US Senate passes $1.5 trillion government funding bill with $13.6 billion for Ukraine aid


Following the White House’s recent request for $10 billion in funding for additional humanitarian, security, and economic assistance for Ukraine and U.S. Central European partners on March 2, as noted in a letter Sent to House Speaker Nancy Pelosi, the US Senate has now passed a $1.5 trillion government funding bill, which included $13.6 billion in aid to Ukraine. The Senate approved the funding bill by a vote of 68 to 31.

Last Wednesday, the House of Representatives voted to pass the government funding bill in an apparent race against time, ahead of Friday’s deadline for when government funding is due to expire. Lawmakers on both sides had been frustrated with the passage process because there was little or no time to review the 2,741-page legislative text, which was released at 1:30 a.m. ET last Wednesday.

Speaker of the House Nancy Pelosi addressing attendees at the 2019 California Democratic Party State Convention at the George R. Moscone Convention Center in San Francisco, California. (Gage Skidmore from Peoria, AZ, USA, CC BY-SA 2.0via Wikimedia Commons)

An intra-Democratic dispute has threatened to derail the process as debates over funds allocated in the US bailout have been proposed to be used as compensation for new legislation, with House Speaker Nancy Pelosi caught in the environment. Some House Democrats in all 30 states who were set to lose COVID-19 aid funding believed they were being stabbed in the back because COVID-19 aid would be dropped from the package without consultation.

“We fought tooth and nail to get those dollars back to our state governments. And now we’re sitting here this morning talking about recall being the option,” said Democratic Rep. Angie Craig of Minnesota, who walked out of Pelosi’s office.

A source told CNN that Pelosi was apparently angry with fellow Democrats who rioted over these COVID relief offsets. Republicans, on the other hand, wanted to have full accountability and transparency of funds already allocated before allocating more funds for COVID-19 relief.

Pelosi announced that the additional $15.6 billion in COVID relief would be removed from the government’s funding bill, making the atmosphere very tense. Instead of suppression, House Democrats have introduced a new standalone COVID relief bill, but it is expected to face GOP scrutiny and opposition. Now that the Senate has also passed the bill, a government shutdown is unlikely, something Democrats and Republicans are working to avoid.

The Government Expenditure Bill, known in political circles as the “Omnibus”, includes various 2022 Appropriation Bills essential to the proper functioning of government. While funding for COVID-19 aid was disputed, there was widespread bipartisan support from Democrats and Republicans to send fiscal and economic aid to Ukraine.
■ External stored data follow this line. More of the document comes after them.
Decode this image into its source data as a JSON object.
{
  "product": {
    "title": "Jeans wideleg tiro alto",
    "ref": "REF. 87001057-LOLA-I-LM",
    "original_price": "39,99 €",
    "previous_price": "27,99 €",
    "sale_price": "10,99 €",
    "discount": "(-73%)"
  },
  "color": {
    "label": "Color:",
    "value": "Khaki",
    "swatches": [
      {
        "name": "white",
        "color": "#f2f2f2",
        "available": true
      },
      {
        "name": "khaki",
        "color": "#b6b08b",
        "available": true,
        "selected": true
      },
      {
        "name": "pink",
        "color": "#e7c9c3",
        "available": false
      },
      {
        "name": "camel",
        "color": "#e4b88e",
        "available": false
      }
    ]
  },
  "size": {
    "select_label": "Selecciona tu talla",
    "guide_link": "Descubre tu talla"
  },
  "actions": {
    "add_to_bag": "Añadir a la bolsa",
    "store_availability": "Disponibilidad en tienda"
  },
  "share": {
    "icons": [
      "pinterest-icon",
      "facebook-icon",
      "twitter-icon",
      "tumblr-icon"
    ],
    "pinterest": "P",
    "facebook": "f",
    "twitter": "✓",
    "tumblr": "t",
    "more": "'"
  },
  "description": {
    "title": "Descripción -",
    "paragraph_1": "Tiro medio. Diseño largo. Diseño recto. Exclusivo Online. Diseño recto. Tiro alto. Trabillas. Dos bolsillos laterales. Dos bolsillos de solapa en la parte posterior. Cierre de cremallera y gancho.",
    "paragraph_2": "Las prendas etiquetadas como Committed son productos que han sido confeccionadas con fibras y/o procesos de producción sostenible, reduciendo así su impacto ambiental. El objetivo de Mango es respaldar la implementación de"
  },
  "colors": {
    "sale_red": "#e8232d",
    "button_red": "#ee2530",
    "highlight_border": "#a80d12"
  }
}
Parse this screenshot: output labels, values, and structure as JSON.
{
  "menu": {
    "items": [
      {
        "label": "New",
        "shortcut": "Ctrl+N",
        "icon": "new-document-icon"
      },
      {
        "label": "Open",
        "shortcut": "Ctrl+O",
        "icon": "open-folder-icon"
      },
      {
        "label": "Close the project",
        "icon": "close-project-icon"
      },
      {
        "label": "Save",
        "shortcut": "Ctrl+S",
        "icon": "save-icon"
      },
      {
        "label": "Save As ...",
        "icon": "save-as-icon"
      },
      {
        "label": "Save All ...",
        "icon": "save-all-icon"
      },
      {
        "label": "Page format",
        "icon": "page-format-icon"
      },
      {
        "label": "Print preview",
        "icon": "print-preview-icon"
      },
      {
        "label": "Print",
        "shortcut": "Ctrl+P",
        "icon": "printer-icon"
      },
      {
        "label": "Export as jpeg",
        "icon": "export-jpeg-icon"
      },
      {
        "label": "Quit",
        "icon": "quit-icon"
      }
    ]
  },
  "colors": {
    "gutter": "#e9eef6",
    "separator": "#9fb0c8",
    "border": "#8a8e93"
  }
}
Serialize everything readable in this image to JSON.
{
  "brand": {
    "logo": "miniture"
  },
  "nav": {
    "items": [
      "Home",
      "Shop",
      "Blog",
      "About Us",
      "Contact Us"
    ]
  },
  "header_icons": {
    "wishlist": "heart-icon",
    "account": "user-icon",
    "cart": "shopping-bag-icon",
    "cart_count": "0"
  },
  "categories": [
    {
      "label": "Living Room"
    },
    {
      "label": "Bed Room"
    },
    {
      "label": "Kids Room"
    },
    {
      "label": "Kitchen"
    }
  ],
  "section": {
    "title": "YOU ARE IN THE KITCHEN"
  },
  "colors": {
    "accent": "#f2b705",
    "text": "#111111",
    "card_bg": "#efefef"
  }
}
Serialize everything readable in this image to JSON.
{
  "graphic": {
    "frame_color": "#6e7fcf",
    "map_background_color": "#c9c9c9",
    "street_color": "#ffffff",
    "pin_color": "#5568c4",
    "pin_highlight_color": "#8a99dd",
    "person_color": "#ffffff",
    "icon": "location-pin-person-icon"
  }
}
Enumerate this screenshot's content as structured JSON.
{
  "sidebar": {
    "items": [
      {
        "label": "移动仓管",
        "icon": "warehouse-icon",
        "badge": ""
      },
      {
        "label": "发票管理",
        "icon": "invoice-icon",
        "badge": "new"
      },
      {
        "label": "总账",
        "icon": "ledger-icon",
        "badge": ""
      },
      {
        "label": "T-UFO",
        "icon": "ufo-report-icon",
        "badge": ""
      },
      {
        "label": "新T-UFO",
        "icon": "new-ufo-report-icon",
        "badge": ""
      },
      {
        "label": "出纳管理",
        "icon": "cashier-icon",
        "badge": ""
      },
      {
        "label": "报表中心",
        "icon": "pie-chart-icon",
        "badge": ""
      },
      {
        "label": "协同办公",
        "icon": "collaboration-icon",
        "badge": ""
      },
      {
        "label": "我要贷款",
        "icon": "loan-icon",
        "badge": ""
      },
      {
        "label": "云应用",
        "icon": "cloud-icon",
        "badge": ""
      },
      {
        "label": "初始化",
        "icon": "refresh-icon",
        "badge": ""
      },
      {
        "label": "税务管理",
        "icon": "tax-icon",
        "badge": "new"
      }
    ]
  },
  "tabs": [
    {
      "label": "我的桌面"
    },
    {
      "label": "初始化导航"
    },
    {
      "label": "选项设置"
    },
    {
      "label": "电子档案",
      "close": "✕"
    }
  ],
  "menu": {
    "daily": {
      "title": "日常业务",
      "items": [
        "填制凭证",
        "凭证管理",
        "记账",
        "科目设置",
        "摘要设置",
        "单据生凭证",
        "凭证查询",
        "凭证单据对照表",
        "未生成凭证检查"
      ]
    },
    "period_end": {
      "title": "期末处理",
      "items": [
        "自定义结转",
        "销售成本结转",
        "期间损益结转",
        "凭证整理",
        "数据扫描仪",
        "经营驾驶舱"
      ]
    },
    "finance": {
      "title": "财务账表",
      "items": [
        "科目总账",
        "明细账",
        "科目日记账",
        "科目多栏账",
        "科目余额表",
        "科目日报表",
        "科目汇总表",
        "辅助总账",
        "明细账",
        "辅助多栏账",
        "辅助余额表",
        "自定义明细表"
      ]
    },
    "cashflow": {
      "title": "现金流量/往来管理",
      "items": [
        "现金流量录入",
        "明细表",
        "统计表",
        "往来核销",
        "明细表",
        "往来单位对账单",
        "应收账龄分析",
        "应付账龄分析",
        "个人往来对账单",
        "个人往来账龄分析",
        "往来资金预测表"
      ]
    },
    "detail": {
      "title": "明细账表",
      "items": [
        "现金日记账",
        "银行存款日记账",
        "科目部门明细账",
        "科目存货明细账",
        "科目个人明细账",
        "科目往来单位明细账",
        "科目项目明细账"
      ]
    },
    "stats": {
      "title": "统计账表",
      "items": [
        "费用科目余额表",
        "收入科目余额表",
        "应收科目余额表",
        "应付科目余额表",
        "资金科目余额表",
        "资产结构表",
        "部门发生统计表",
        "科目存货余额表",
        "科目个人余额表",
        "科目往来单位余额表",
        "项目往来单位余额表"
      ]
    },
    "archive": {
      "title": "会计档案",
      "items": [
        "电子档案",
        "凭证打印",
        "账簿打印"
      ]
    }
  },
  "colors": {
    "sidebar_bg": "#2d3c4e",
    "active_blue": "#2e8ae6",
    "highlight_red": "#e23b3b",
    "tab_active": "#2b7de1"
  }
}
Ukraine had been subject to an invasion that the world widely regarded as one of the worst conflicts after World War II.

Of the total of $1.5 trillion, $13.6 billion is allocated for programs of humanitarian aid, military defense and economic assistance to Ukraine. Here’s how the funds would be awarded:

  • $6.5 billion would be allocated to the US Department of Defense, where about $3 billion would be sent to European Command for troop deployment in the region and funding for intelligence support. 3.5 billion dollars would be used to replenish the stocks of equipment sent to Ukraine. Note that the troops were not sent to Ukraine but to NATO allies to strengthen the defense of NATO’s eastern flank.
  • $4 billion would be allocated for humanitarian aid to refugees displaced by war. $2.6 billion through the United States Agency for International Development (USAID) will be spent on emergency food aid, health care and other emergency services. $1.4 billion would be used for migration and refugee aid.
  • $1.8 billion would be allocated to Ukraine’s macroeconomic needs in Ukraine, particularly for energy and cybersecurity efforts. A further $25 million would be allocated to the US Global Media Agency to “combat misinformation”. An additional $120 million would fund activists, local actors and independent media to promote accountability.

“We are giving Ukrainians billions for food, medicine, housing and support for the more than two million refugees who have had to leave Ukraine, as well as funding for arms transfers like Javelins and Stingers” said Senate Majority Leader Chuck Schumer.

Previously, the United States sent more than $1 billion to Ukraine last year for military and economic assistance. However, this is not the only time the United States has supported Ukraine. In fact, it has done so increasingly since the annexation of Crimea in 2014.

According to the US State Department in a fact sheet released March 3, 2022, the United States has committed more than $5.6 billion in assistance to Ukraine since 2014. In 2021, assistance programs worth $300 million for development Democratic and Economic Development and $650 million and $350 million in security aid were sent to Ukraine amid its war with Russia.